Como liberal social, sou contra restrições ao livre comércio. Ainda assim, desde 2013, atuo diretamente na redação das petições que levaram à aplicação de direitos antidumping sobre importações de objetos de louça para mesa (porcelana).
Por quê? Porque liberalismo não é ingenuidade.
Em 2013, ficou provado que a China exportava porcelana para o Brasil abaixo do valor normal, prática clássica de dumping. O resultado não foi o fechamento do mercado, mas algo muito diferente: quem exportava a preços normais continuou entrando; quem distorcia preços, pagou o custo.
Em 2020 e novamente em 2025, a medida foi renovada.
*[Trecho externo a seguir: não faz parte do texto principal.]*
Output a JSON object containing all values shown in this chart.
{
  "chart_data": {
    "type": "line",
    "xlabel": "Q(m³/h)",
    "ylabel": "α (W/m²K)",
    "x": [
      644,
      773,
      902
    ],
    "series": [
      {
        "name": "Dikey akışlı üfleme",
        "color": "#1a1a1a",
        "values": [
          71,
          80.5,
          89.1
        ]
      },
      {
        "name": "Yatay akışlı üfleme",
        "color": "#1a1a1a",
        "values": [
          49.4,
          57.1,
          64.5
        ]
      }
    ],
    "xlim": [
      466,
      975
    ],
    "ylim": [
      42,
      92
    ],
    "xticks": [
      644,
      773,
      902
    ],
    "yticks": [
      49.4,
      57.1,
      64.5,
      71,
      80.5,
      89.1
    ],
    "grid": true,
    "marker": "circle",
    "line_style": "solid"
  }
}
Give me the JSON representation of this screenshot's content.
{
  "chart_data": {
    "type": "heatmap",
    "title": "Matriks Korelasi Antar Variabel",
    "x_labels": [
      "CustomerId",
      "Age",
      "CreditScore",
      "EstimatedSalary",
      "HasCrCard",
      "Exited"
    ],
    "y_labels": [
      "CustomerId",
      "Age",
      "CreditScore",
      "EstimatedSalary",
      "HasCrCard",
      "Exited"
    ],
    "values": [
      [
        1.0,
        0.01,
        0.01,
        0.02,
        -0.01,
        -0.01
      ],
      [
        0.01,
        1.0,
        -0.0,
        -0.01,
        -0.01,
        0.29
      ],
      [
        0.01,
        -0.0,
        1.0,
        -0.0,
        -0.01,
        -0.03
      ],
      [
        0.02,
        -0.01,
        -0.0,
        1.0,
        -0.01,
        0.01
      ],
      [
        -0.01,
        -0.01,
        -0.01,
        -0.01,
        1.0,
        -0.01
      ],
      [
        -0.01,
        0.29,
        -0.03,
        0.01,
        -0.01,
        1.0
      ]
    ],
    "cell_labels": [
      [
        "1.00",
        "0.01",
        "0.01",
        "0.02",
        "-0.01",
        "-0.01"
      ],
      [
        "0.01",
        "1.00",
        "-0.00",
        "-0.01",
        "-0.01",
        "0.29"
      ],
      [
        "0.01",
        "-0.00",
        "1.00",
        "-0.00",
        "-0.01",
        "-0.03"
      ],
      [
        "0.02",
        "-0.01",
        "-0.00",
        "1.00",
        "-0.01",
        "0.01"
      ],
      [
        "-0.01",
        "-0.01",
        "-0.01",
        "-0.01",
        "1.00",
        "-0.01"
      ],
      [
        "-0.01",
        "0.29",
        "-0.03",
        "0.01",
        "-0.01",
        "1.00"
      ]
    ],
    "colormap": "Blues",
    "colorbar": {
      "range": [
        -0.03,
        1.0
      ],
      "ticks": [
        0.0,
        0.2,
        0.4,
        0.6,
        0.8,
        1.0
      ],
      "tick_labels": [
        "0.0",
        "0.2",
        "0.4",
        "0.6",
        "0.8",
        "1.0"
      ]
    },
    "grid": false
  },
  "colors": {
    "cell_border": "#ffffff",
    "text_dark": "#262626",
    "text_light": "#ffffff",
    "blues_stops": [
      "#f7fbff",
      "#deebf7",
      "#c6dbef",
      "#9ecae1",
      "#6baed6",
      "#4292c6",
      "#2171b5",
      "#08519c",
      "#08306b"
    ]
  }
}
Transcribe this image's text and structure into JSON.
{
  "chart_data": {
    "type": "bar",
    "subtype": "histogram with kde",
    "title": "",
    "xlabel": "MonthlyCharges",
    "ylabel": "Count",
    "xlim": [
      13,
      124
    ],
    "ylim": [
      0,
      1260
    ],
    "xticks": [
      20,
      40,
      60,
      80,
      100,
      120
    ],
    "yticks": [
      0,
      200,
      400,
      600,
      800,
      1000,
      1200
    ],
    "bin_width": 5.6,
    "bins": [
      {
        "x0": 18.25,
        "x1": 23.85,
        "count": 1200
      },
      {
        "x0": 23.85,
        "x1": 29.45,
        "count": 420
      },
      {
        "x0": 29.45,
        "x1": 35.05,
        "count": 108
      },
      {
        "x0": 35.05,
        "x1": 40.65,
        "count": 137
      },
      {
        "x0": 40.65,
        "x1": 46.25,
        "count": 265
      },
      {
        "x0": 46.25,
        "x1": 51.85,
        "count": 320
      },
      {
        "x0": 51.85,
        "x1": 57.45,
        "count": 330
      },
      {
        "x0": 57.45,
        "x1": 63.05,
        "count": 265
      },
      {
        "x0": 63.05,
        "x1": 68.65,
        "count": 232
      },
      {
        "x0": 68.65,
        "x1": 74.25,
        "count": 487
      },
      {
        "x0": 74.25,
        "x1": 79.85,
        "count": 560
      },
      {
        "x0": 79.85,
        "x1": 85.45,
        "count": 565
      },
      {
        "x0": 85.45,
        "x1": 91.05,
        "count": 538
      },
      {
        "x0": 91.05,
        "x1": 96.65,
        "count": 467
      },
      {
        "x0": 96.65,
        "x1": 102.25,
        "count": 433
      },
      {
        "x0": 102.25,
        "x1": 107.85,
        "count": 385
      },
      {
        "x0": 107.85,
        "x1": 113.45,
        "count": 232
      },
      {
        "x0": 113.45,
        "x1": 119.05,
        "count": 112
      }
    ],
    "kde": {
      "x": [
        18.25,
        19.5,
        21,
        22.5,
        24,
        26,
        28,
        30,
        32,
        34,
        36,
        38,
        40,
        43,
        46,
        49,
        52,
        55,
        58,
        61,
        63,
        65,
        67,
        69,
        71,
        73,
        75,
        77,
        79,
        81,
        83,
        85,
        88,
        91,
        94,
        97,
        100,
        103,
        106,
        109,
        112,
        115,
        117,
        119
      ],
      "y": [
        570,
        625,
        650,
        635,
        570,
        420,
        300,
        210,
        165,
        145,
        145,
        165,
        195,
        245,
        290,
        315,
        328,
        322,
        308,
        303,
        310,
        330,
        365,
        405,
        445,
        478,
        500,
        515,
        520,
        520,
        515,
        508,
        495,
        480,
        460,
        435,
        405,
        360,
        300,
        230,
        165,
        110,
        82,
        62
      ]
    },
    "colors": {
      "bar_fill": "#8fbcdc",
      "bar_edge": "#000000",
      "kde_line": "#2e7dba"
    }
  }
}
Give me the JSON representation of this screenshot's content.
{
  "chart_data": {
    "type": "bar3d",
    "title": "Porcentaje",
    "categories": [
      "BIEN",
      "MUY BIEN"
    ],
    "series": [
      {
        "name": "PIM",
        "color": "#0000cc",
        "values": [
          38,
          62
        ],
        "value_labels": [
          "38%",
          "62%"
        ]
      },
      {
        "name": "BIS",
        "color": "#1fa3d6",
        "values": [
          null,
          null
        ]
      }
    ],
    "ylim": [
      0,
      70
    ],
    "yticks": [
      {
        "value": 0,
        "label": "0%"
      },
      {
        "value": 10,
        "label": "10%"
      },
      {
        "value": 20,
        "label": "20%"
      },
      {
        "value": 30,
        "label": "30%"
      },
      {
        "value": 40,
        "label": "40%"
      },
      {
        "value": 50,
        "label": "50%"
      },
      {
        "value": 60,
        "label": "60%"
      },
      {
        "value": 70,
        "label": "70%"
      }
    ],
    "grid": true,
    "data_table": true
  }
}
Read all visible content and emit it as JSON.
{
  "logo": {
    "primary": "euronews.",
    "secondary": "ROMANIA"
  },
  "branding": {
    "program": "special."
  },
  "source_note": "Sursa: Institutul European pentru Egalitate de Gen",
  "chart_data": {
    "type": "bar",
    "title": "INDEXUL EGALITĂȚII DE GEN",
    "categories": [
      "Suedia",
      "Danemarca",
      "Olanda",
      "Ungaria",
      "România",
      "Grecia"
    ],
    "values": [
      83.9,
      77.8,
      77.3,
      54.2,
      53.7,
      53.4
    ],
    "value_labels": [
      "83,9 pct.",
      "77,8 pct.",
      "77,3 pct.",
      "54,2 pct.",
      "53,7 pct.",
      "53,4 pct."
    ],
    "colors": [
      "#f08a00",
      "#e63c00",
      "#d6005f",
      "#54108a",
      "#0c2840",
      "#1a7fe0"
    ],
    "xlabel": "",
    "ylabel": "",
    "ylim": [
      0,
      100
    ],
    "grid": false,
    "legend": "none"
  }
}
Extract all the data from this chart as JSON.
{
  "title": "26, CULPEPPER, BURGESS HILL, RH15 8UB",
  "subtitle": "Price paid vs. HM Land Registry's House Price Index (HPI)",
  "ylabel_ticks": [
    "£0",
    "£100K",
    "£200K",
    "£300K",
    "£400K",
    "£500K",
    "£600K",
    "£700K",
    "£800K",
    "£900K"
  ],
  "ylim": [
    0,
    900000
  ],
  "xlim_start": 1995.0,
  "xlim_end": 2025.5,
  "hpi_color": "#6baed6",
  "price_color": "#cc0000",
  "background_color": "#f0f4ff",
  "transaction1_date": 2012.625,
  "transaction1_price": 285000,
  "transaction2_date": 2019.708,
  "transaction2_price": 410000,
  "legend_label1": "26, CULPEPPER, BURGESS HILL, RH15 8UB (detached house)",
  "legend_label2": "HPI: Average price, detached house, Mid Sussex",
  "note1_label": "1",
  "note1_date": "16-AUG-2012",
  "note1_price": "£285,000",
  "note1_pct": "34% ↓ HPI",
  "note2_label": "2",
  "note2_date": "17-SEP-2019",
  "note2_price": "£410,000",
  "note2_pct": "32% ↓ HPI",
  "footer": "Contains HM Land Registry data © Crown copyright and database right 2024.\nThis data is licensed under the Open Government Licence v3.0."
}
Não houve abandono dos princípios liberais — houve defesa das regras do jogo.
Quatro fatos foram decisivos:
– Condições de trabalho: a maioria dos produtores chineses não segue padrões mínimos exigidos no Brasil. Não é retórica: visitei pessoalmente mais de 20 fábricas para afirmar isso.
– Subsídios e câmbio: subsídios diretos somados a um câmbio estruturalmente manipulado criam uma vantagem artificial impossível de competir.
– Quebras de praticamente todas as regras do comércio internacional (subfaturamento, quebra direitos autorais, decorações e shapes, falsificação de documentos de origem).
– Efeito sistêmico: essas práticas já destruíram indústrias em vários países — e destruiriam a brasileira.
Os resultados falam por si: em 13 anos de antidumping, produção e empregos mais que dobraram. Hoje, além de atender o mercado interno, o Brasil exporta porcelana para mais de 50 países.
Voltando a Churchill: quem são os “tão poucos”?
• O time de custos da Oxford Porcelanas, que forneceu os dados técnicos (megabytes de evidências) para petições robustas.
• As equipes do Departamento de Defesa Comercial, com quem interajo desde 2012, aplicando método, técnica e contraditório.
O Brasil que imagino não é gerido por slogans, mas por profissionais tecnicamente competentes e eticamente sólidos da Secretaria de Comércio Exterior (Secex).
A pergunta final não é se valeu flexibilizar princípios liberais. A pergunta correta é:
Há algo mais liberal do que impedir que o mercado seja destruído por distorções artificiais?
Fonte: Mais de mil páginas escritas nos três processos antidumping, desde 2013.